Sarah's room in halls

I was lucky to get my first accommodation choice: a cluster flat in Chesil House. I live with five other girls, who are also Master’s students, and we share a large kitchen and each have our own ensuite bedroom. I didn’t enjoy my previous experience of living in halls during my first year as an undergraduate, so I was slightly worried about what it would be like now as a postgrad. But everyone has been so easy to live with. I get on extremely well with one flatmate in particular (she’ll be reading this and will know who she is!) and the place is lovely. I’m very close to town, so everything I need is on my doorstep, and the bus to uni only takes ten minutes and is very frequent. Overall, I’m really happy with the experience so far.

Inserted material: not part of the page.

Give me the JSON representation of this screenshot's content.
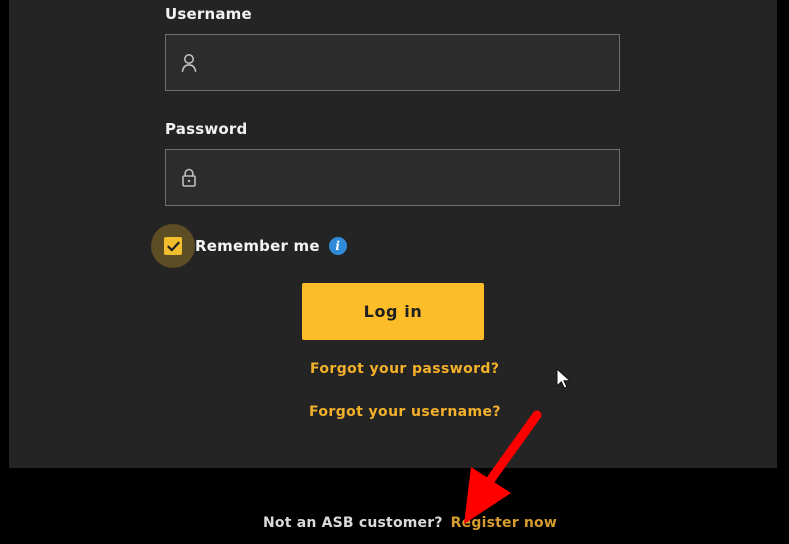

I think the biggest difference about living in halls as a postgraduate is that it’s more peaceful. Everyone seems more mature, which minimises any difficulties. It’s sometimes noisy outside at night, which is to be expected, especially in such a lively student area, but inside it’s quieter because Master’s students are busy people with lots of work to do! And most importantly, I can’t tell you how nice it is to live with people who understand the importance of a clean kitchen!


Another advantage of living in university accommodation is knowing that there is always a member of staff at reception who can help if something goes wrong. Sometimes there are things that need to be fixed, and the maintenance people are quick to respond and get the problem sorted, which is great.

Having a good living experience is essential when it comes to enjoying your studies. I’m much more able to focus on my work if I don’t have extra worries and stress caused by accommodation problems, which has happened in the past. I’m very fortunate that living in postgraduate halls has turned out to be a positive thing. The only annoyance is when someone sets off the fire alarm with their wonderful cooking skills, but nothing’s perfect!